Citation: Rai, A., M. K. Joshi, and A. C. Pandey (2012), Variations in diurnal temperature range over India: Under global warming scenario, J. Geophys. Res., 117, D02114, doi:10.1029/2011JD016697.
CLASSIC OF THE WEEK: Callendar (1938)
Abstract: “By fuel combustion man has added about 150,000 million tons of carbon dioxide to the air during the past half century. The author estimates from the best available data that approximately three quarters of this has remained in the atmosphere.
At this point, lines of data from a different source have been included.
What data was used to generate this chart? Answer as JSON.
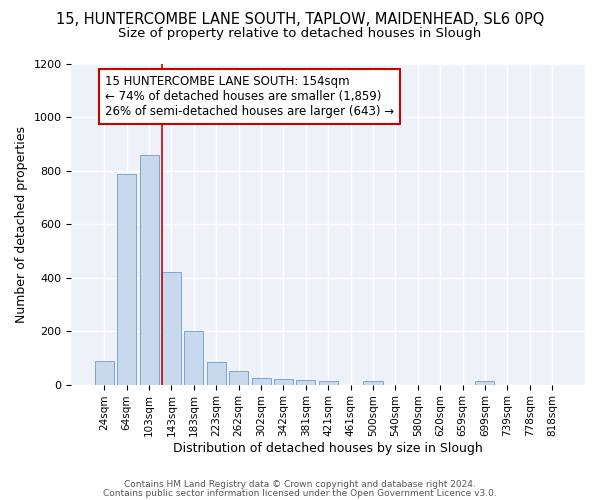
{
  "title1": "15, HUNTERCOMBE LANE SOUTH, TAPLOW, MAIDENHEAD, SL6 0PQ",
  "title2": "Size of property relative to detached houses in Slough",
  "xlabel": "Distribution of detached houses by size in Slough",
  "ylabel": "Number of detached properties",
  "categories": [
    "24sqm",
    "64sqm",
    "103sqm",
    "143sqm",
    "183sqm",
    "223sqm",
    "262sqm",
    "302sqm",
    "342sqm",
    "381sqm",
    "421sqm",
    "461sqm",
    "500sqm",
    "540sqm",
    "580sqm",
    "620sqm",
    "659sqm",
    "699sqm",
    "739sqm",
    "778sqm",
    "818sqm"
  ],
  "values": [
    90,
    790,
    860,
    420,
    200,
    85,
    50,
    25,
    20,
    18,
    15,
    0,
    12,
    0,
    0,
    0,
    0,
    12,
    0,
    0,
    0
  ],
  "bar_color": "#c9d9ed",
  "bar_edge_color": "#7aa8d0",
  "ylim": [
    0,
    1200
  ],
  "yticks": [
    0,
    200,
    400,
    600,
    800,
    1000,
    1200
  ],
  "red_line_x": 3.0,
  "annotation_text": "15 HUNTERCOMBE LANE SOUTH: 154sqm\n← 74% of detached houses are smaller (1,859)\n26% of semi-detached houses are larger (643) →",
  "annotation_box_color": "#ffffff",
  "annotation_box_edge": "#cc0000",
  "footer1": "Contains HM Land Registry data © Crown copyright and database right 2024.",
  "footer2": "Contains public sector information licensed under the Open Government Licence v3.0.",
  "background_color": "#ffffff",
  "plot_bg_color": "#eef2f8",
  "title1_fontsize": 10.5,
  "title2_fontsize": 9.5,
  "tick_fontsize": 7.5,
  "ylabel_fontsize": 9,
  "xlabel_fontsize": 9,
  "annotation_fontsize": 8.5
}
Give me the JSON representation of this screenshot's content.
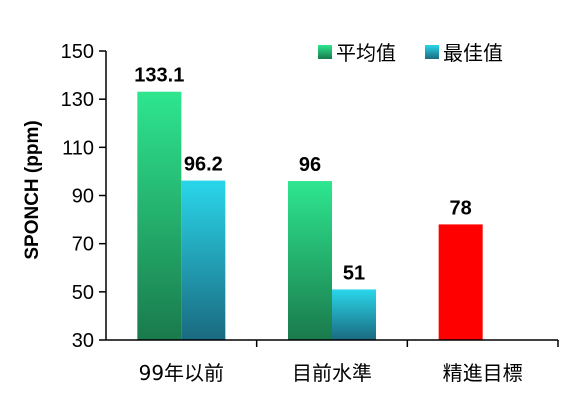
{
  "chart_data": {
    "type": "bar",
    "categories": [
      "99年以前",
      "目前水準",
      "精進目標"
    ],
    "series": [
      {
        "name": "平均值",
        "values": [
          133.1,
          96,
          null
        ],
        "color": "#2ee68f",
        "color_dark": "#1a7a4c"
      },
      {
        "name": "最佳值",
        "values": [
          96.2,
          51,
          null
        ],
        "color": "#2ad6ea",
        "color_dark": "#1a6a80"
      }
    ],
    "extra_bars": [
      {
        "category_index": 2,
        "value": 78,
        "color": "#ff0000",
        "label": "78"
      }
    ],
    "data_labels": [
      [
        "133.1",
        "96",
        ""
      ],
      [
        "96.2",
        "51",
        ""
      ]
    ],
    "title": "",
    "xlabel": "",
    "ylabel": "SPONCH (ppm)",
    "ylim": [
      30,
      150
    ],
    "yticks": [
      30,
      50,
      70,
      90,
      110,
      130,
      150
    ],
    "legend_position": "top-right",
    "grid": false
  }
}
The radiation absorption coefficients of carbon dioxide and water vapour are used to show the effect of carbon dioxide on “sky radiation.” From this the increase in mean temperature, due to the artificial production of carbon dioxide, is estimated to be at the rate of 0.003°C. per year at the present time. The temperature observations a t zoo meteorological stations are used to show that world temperatures have actually increased at an average rate of 0.005°C. per year during the past half century.”
Citation: G. S. Callendar, Quarterly Journal of the Royal Meteorological Society, Volume 64, Issue 275, pages 223–240, April 1938, DOI: 10.1002/qj.49706427503.